Spanning the vast expanse of northern China like a colossal dragon's spine, the Great Wall of China stands as an enduring symbol of human ingenuity and history. This awe-inspiring architectural marvel, built over centuries and dynasties, not only served as a formidable defense against invading forces but also represents China's rich cultural heritage.
However, this iconic symbol of China's legacy suffered damage recently when two individuals, operating an excavator, decided to create a shortcut through its ancient stones. The incident, which occurred in the northern province of Shanxi, led to the arrest of a 38-year-old man and a 55-year-old woman. Their actions were reported to the police on August 24.
The motive behind their ill-fated decision was to widen an existing cavity, thereby reducing the distance they had to travel. However, this shortcut came at a significant cost.
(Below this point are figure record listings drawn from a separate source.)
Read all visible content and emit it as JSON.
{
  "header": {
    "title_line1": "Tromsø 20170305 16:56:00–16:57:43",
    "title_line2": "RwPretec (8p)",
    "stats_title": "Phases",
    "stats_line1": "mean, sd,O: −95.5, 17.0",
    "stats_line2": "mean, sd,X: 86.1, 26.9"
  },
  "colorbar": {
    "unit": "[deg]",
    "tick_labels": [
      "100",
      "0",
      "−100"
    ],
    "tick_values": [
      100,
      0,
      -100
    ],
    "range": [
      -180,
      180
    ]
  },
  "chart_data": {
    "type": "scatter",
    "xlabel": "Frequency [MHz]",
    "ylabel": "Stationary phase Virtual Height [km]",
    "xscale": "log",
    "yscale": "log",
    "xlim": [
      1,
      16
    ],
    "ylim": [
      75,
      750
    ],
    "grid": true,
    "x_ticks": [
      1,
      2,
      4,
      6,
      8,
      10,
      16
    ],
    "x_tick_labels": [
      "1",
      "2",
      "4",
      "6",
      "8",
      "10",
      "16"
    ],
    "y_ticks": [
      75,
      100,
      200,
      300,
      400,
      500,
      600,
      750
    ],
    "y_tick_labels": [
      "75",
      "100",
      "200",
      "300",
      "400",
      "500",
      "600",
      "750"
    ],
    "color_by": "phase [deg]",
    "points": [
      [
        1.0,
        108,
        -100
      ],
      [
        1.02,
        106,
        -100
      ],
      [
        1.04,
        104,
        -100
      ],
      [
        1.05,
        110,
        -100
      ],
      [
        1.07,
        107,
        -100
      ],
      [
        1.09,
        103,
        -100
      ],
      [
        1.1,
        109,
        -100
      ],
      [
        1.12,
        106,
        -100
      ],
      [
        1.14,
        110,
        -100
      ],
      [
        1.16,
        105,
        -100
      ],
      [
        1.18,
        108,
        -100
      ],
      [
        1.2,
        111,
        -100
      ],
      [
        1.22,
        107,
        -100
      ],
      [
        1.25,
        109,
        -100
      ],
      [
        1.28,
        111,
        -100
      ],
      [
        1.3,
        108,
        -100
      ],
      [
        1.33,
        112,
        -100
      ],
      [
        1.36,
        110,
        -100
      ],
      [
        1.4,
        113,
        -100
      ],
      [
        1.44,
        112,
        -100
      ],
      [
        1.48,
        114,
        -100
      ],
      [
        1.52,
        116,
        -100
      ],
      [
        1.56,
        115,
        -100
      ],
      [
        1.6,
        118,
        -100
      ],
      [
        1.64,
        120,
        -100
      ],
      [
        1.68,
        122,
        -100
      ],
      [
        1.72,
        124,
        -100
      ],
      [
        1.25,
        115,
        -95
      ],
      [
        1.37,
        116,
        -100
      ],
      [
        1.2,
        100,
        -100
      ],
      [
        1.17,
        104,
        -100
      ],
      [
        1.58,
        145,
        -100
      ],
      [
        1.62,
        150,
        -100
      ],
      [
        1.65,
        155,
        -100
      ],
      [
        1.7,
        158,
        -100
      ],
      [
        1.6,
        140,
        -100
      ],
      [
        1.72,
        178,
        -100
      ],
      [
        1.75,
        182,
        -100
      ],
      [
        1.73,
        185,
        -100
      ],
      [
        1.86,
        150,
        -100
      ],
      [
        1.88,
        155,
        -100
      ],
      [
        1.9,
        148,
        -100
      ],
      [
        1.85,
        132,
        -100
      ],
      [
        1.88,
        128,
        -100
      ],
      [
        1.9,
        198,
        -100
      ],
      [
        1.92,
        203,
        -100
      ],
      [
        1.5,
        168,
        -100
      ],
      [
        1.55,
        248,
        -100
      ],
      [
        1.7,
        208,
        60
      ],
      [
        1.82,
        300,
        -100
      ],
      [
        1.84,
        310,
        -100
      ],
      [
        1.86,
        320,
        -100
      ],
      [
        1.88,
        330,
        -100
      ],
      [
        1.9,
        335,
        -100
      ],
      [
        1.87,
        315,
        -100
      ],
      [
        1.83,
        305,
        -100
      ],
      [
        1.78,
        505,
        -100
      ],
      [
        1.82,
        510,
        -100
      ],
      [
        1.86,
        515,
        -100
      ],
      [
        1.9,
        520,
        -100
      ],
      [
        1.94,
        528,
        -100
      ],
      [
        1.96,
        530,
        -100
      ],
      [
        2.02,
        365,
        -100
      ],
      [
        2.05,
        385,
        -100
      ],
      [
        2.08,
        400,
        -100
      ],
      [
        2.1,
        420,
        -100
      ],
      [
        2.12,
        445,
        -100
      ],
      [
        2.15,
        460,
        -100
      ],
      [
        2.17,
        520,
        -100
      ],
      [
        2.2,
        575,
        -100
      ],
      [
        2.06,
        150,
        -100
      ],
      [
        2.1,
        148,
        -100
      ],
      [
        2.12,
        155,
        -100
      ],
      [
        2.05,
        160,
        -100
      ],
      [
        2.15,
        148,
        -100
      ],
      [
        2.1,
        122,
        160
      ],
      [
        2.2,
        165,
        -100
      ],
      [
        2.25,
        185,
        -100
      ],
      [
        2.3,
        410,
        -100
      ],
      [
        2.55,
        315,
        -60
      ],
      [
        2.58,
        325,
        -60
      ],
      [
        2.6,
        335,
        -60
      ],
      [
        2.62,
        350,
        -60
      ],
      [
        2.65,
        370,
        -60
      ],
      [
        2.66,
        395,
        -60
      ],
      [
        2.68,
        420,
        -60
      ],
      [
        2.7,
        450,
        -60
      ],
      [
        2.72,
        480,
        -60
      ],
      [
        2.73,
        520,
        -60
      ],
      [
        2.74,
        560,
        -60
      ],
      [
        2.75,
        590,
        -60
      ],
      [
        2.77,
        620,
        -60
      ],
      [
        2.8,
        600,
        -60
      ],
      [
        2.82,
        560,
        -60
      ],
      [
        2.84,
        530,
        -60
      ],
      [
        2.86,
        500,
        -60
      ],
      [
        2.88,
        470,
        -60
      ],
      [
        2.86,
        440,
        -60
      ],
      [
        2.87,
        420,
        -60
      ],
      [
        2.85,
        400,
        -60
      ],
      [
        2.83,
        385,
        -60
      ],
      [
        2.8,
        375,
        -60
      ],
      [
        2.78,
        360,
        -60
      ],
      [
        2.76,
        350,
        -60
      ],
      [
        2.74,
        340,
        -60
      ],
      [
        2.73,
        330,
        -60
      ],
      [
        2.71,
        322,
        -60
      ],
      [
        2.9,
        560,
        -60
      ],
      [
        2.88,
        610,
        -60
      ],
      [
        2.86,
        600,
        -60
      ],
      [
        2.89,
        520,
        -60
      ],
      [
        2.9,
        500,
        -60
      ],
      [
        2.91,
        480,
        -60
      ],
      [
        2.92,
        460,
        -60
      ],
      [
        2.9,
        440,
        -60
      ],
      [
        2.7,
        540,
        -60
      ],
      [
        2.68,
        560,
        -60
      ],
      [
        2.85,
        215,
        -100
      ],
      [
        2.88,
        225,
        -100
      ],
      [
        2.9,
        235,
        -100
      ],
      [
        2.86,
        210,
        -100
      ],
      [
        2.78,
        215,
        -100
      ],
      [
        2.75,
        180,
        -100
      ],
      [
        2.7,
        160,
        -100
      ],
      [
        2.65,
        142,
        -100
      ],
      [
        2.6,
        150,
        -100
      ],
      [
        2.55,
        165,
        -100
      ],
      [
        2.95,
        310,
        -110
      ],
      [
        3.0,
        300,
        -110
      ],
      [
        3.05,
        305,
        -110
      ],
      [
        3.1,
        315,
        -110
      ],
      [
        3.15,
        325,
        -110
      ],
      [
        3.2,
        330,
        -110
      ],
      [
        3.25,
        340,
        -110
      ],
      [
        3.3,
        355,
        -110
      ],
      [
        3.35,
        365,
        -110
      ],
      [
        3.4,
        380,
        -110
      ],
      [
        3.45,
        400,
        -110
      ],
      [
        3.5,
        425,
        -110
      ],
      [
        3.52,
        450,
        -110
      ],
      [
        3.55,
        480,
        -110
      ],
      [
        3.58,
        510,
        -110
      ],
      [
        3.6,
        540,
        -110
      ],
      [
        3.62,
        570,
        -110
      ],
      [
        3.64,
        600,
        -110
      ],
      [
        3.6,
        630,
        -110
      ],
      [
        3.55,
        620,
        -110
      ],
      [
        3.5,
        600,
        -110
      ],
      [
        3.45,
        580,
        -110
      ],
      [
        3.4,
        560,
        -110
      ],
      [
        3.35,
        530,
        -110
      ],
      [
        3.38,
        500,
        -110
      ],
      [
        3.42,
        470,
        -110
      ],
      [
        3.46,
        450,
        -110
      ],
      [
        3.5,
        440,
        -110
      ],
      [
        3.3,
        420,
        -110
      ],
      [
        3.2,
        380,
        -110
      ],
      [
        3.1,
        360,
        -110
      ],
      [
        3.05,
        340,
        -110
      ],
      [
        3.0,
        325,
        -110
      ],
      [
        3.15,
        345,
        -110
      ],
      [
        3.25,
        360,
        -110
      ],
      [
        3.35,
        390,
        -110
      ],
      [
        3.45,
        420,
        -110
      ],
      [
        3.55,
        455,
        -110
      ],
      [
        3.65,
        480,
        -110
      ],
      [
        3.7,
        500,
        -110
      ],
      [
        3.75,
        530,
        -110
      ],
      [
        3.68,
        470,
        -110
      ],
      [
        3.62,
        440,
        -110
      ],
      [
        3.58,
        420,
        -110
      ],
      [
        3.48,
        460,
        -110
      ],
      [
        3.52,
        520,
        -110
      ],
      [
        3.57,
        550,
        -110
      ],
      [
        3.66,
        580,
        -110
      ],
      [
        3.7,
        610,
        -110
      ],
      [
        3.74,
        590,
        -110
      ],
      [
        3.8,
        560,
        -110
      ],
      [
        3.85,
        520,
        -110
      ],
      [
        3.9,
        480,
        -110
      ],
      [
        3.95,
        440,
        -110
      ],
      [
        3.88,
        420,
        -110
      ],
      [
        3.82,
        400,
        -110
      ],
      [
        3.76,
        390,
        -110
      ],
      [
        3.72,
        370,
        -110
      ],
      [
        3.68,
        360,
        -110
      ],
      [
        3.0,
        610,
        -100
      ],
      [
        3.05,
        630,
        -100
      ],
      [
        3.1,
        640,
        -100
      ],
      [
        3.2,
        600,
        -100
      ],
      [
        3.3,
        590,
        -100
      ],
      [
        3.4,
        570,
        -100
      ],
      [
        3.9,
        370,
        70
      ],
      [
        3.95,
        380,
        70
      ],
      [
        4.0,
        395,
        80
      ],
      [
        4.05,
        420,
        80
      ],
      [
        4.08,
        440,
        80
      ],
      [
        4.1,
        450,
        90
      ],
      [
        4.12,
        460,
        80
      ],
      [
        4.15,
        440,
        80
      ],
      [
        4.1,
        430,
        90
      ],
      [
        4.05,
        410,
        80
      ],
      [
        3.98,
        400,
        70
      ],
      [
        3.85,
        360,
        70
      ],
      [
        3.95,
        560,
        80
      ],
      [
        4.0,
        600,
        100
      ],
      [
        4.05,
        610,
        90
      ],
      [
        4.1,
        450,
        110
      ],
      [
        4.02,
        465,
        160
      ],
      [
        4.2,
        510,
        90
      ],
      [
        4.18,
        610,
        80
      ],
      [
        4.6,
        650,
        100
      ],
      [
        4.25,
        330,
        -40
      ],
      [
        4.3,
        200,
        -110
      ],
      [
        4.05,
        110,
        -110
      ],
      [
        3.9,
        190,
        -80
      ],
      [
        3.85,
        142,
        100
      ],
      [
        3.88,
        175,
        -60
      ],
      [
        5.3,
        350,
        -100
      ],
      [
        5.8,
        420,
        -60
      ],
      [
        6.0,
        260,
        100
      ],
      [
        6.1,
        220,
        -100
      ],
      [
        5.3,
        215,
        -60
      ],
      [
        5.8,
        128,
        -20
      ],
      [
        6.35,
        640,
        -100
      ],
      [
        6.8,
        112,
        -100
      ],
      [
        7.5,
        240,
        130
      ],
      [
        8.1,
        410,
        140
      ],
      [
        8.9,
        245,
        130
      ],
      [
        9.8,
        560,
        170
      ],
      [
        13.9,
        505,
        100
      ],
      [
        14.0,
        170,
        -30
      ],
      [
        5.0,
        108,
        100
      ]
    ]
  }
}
State broadcaster CCTV reported that the suspects had inflicted "irreversible damage" upon a section of the Great Wall dating back to the Ming Dynasty, which had been described as a "relatively intact" portion of substantial research value.
Images broadcasted on Chinese state television depicted the aftermath of the incident—a dusty road carved through what appeared to be the remnants of this ancient barrier. These pictures were initially shared by the police department in Youyu County, Shanxi province, which revealed that the damaged section of the Great Wall belonged to the 32nd Great Wall established during the Ming Dynasty (1368-1644).
Since 1987, the Great Wall has held the prestigious UNESCO World Heritage status. Its extensive length is divided into various sections that collectively stretch for thousands of kilometers. This monumental construction project commenced in the third century BC and continued to evolve over the centuries.
The Great Wall remains a magnet for millions of visitors worldwide, drawn to its grandeur and historical significance, making it a treasure of both cultural and architectural importance.